ODOS, come strada, ma meglio ancora percorso; si questo nuovo libro di MARIA PIA CRISAFULLI è la tappa di un percorso che lei, giovanissima scrittrice e raffinata poeta, ha intrapreso per le strade della vita che nei percorsi più irti della letteratura. Credo con risultati lusinghieri, considerando il suo percorso scolastico ed universitario ed il suo curriculum artistico. La prima volta che l'ascoltai fu come poeta, lei aveva 18 anni era alla vigilia dei suoi esami di maturità, credo fosse la primavera del 2014, mi colpì subito il fluire maturo delle sue rime, eravamo a Santa Teresa Riva, in provincia di Messina ad un evento dell'Associazione Culturale " Il Paese di Fronte al Mare" diretto dalla multiforme e brava artista Melina Patanè e dall'altrettanto bravo Poeta e commentatore letterario Antonello Bruno. Maria Pia mi fece un'ottima impressione, che io ho cercato, nel tempo trascorso, di approfondire, e non ho trovato altro che miglioramenti e grande volontà di fare e di creare. Ciò non mi sembra poco, in una realtà sociale e culturale in costante degrado che incatena le persone ed i giovani al luogo non luogo che è il mondo virtuale dell' informazione elettronica, in cui menti, anche illuminate per le loro cerchie ed interessi, i ricchissimi imprenditori del fatuo, contribuiscono a relegare la cultura agli ultimi posti degli interessi della gente e dei giovani in particolare.

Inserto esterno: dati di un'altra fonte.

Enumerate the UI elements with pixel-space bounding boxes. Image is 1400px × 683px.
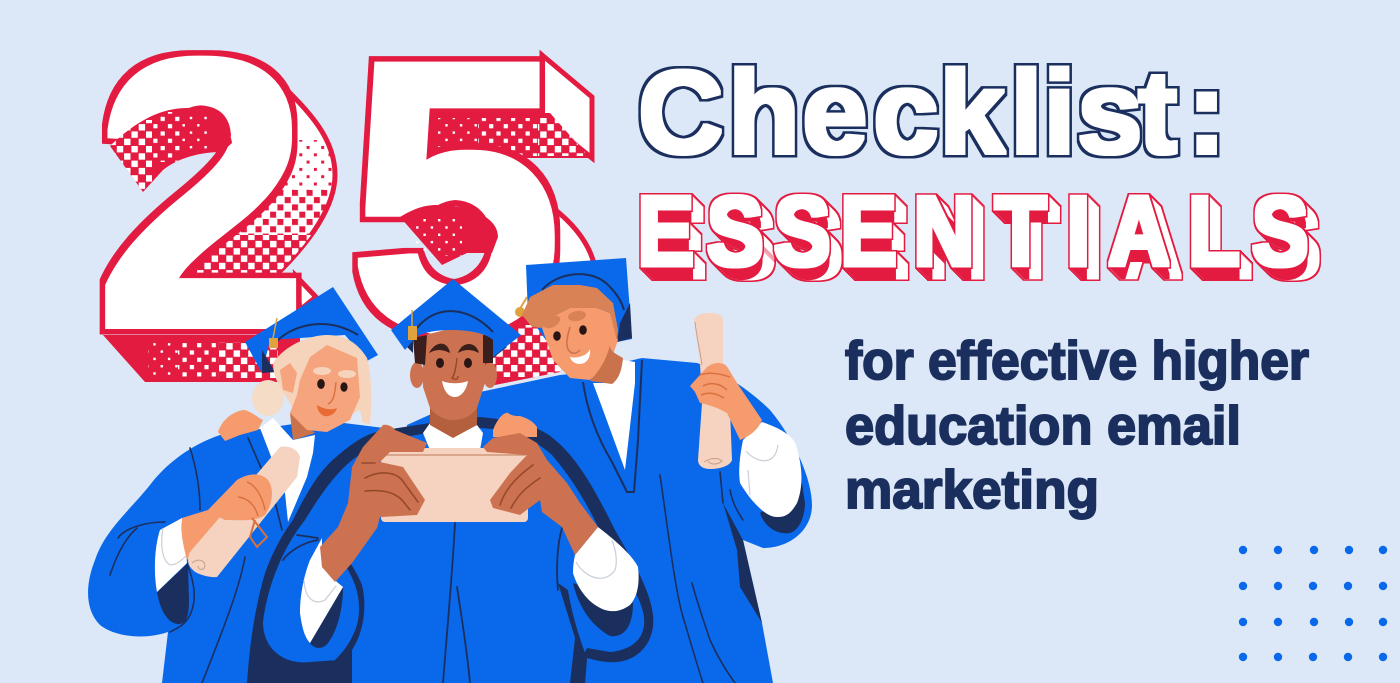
neck and collar — [423, 423, 483, 450]
sleeves — [310, 587, 343, 648]
hand on shoulder — [218, 410, 263, 441]
subtitle: marketing — [845, 460, 1099, 520]
scroll and hand — [694, 313, 732, 469]
digit 2 extrusion — [103, 73, 340, 382]
scroll — [188, 447, 300, 577]
cap back — [403, 333, 507, 358]
hand from right graduate — [493, 413, 537, 437]
face — [423, 328, 485, 420]
digit 5 extrusion — [420, 55, 597, 385]
decorative dot grid — [1239, 546, 1387, 661]
subtitle: for effective higher — [845, 331, 1309, 391]
heading: Essentials: ESSENTIALS — [638, 177, 1308, 286]
subtitle — [845, 331, 1309, 520]
illustration: three graduates — [88, 258, 812, 683]
graduate: middle — [247, 279, 653, 683]
cap — [391, 279, 521, 357]
graduate: right — [400, 258, 812, 683]
heading: Checklist: Checklist: — [638, 47, 1226, 179]
subtitle: education email — [845, 396, 1241, 456]
digit 2 inner shading — [110, 108, 232, 195]
digit 5 inner shading — [400, 205, 498, 265]
face — [542, 308, 618, 380]
tablet — [381, 448, 528, 522]
big number 25 — [100, 50, 596, 385]
hands — [320, 425, 427, 582]
ears — [410, 362, 424, 388]
hair and face — [252, 380, 284, 416]
graduate: left — [88, 287, 400, 683]
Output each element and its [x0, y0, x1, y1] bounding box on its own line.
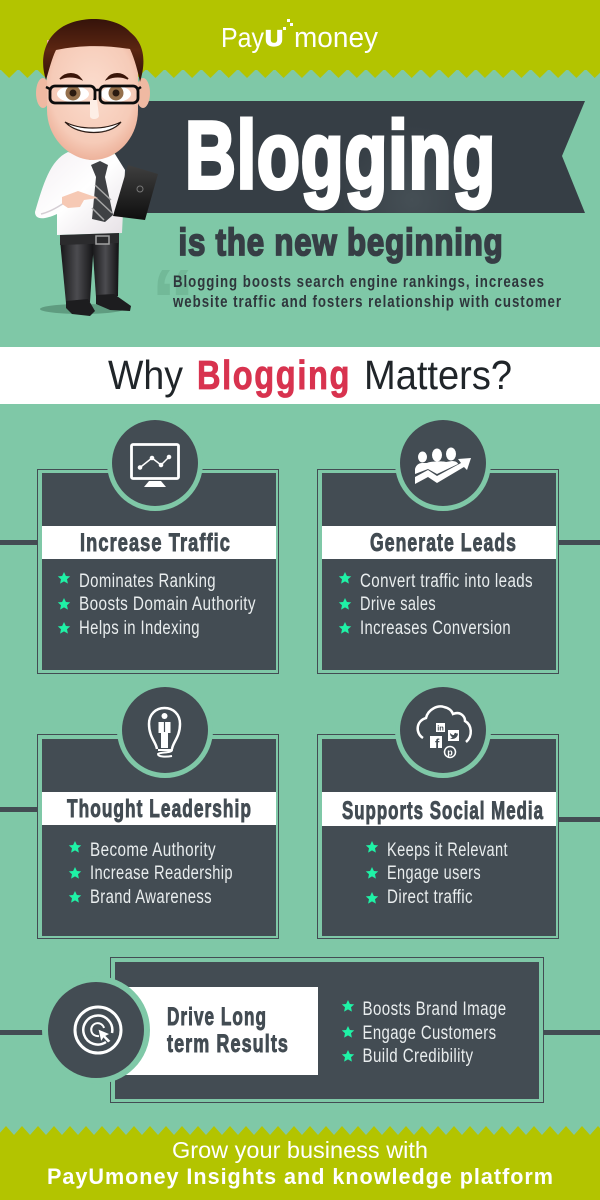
subtitle: is the new beginning [178, 222, 504, 264]
bullet list: Direct traffic [387, 887, 473, 908]
panel: Supports Social Media [318, 682, 558, 938]
title banner ribbon [115, 101, 585, 213]
bullet list [342, 999, 506, 1067]
bullet list: Become Authority [90, 840, 216, 861]
heading: Drive Long term Results [167, 1003, 289, 1058]
panel: Drive Long term Results [42, 958, 544, 1102]
logo: PayUmoney [221, 19, 378, 54]
footer text: PayUmoney Insights and knowledge platform [47, 1164, 554, 1189]
panel: Thought Leadership [38, 682, 278, 938]
icon: leads arrow [415, 448, 471, 484]
icon: target cursor [75, 1007, 121, 1053]
footer text: Grow your business with [172, 1137, 428, 1163]
heading: Matters? [364, 352, 512, 398]
icon: social cloud: in [437, 724, 444, 732]
footer text [47, 1137, 554, 1189]
bullet list: Keeps it Relevant [387, 840, 508, 861]
icon: social cloud [418, 706, 471, 758]
bullet list [366, 840, 508, 908]
heading: Generate Leads: Generate Leads [370, 529, 517, 557]
header band [0, 0, 600, 79]
icon: light bulb person [149, 708, 180, 757]
character illustration [35, 19, 158, 316]
bullet list: Boosts Brand Image [362, 999, 506, 1020]
heading [108, 352, 512, 398]
logo: PayUmoney: Pay [221, 22, 264, 53]
connectors [0, 540, 600, 1035]
heading: Thought Leadership: Thought Leadership [67, 795, 252, 823]
logo: PayUmoney: money [294, 22, 378, 54]
heading: Drive Long term Results: term Results [167, 1030, 289, 1058]
bullet list: Engage users [387, 863, 481, 884]
bullet list [339, 571, 533, 639]
bullet list [69, 840, 233, 908]
title: Blogging: Blogging [185, 102, 496, 209]
icon: monitor chart [132, 444, 178, 487]
footer band [0, 1126, 600, 1200]
icon: social cloud: p [447, 748, 453, 758]
heading: Increase Traffic: Increase Traffic [80, 529, 231, 557]
bullet list: Boosts Domain Authority [79, 594, 256, 615]
logo: PayUmoney: U [265, 26, 283, 51]
bullet list: Brand Awareness [90, 887, 212, 908]
heading: Blogging [197, 352, 351, 398]
bullet list: Helps in Indexing [79, 618, 200, 639]
bullet list: Dominates Ranking [79, 571, 216, 592]
bullet list: Drive sales [360, 594, 436, 615]
band: Why Blogging Matters? [0, 347, 600, 404]
intro text [172, 273, 562, 311]
bullet list: Engage Customers [362, 1023, 496, 1044]
quote mark: “ [151, 251, 195, 350]
bullet list: Increase Readership [90, 863, 233, 884]
bullet list: Increases Conversion [360, 618, 511, 639]
heading: Drive Long term Results: Drive Long [167, 1003, 267, 1031]
panel: Increase Traffic [38, 415, 278, 674]
bullet list: Build Credibility [362, 1046, 474, 1067]
bullet list [58, 571, 256, 639]
bullet list: Convert traffic into leads [360, 571, 533, 592]
heading: Why [108, 352, 183, 398]
panel: Generate Leads [318, 415, 558, 674]
icon: social cloud: f [435, 736, 440, 751]
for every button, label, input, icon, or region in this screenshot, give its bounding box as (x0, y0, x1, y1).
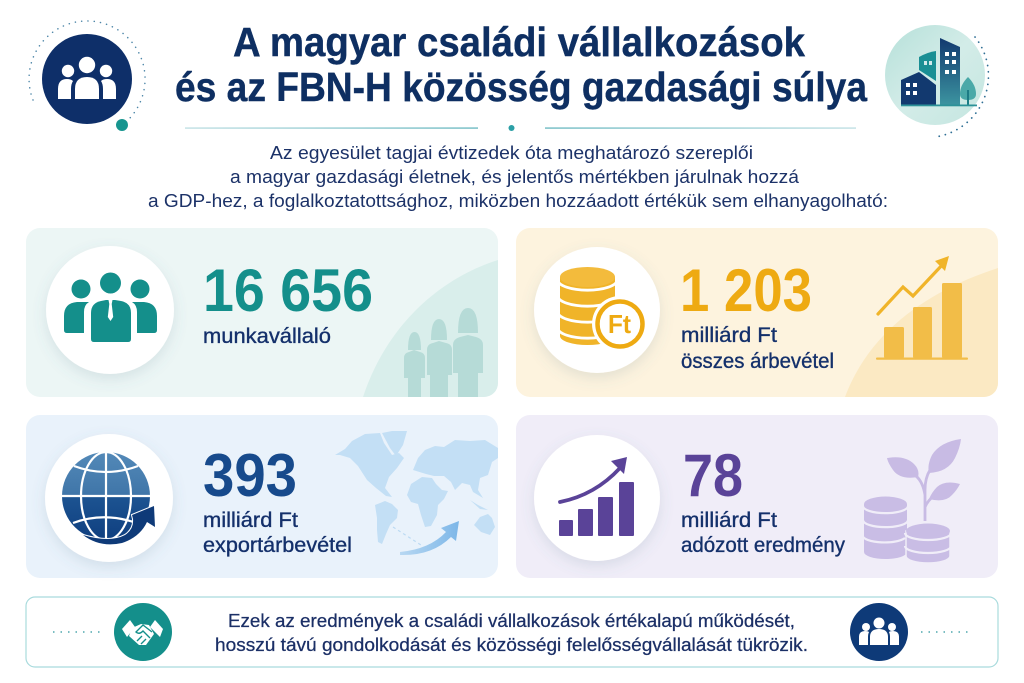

Maria Pia resiste, scrive, anche bene, crea le sue immagini fatte di parole e di idee supportate dalla sua cultura in crescendo, approdando ora dalla poesia al racconto, in maniera sistematica, pubblicando una raccolta, di cui mi ha voluto inviare un'anteprima, un racconto, a cui lei è molto legata, "Memorie nel cassetto", un racconto che io ho recepito in doppia lettura, cioè decontestualizzandolo dalla storia in sè, penso che vi sia molto di autobiografico, in quella figura di professore, almeno nel suo percorso di vita, oppure in quell'inusuale svolgimento di tema, che il ragazzo del racconto, Matteo, consegna al giudizio del professore. Ma in Sicilia e complessivamente al Sud è molto difficile per le famiglie dei lavoratori, mandare i figli agli studi, al liceo e poi all'Università, e questa è storia comune di tanti e tanti ragazzi come Matteo e Maria Pia che pur nei loro ricordi serrati nel cassetto, non sempre belli, irrompono nella vita con la voglia di costruire un futuro migliore per sè e per gli altri, e spesso, come io auguro a Maria Pia, ci riescono... (a.c. sax)
Memorie nel cassetto
Ricordo il mare, quell'infinita distesa d’acqua salata che sapeva di lacrime. Così l’ho sempre immaginato, il mare: un piagnisteo di gioie e dolori difficili da confessare e impossibili da tenere per sé. Da ragazzo andavo spesso sulla riva, mi sedevo e gli raccontavo i miei segreti convinto che lui potesse capirmi e consolarmi.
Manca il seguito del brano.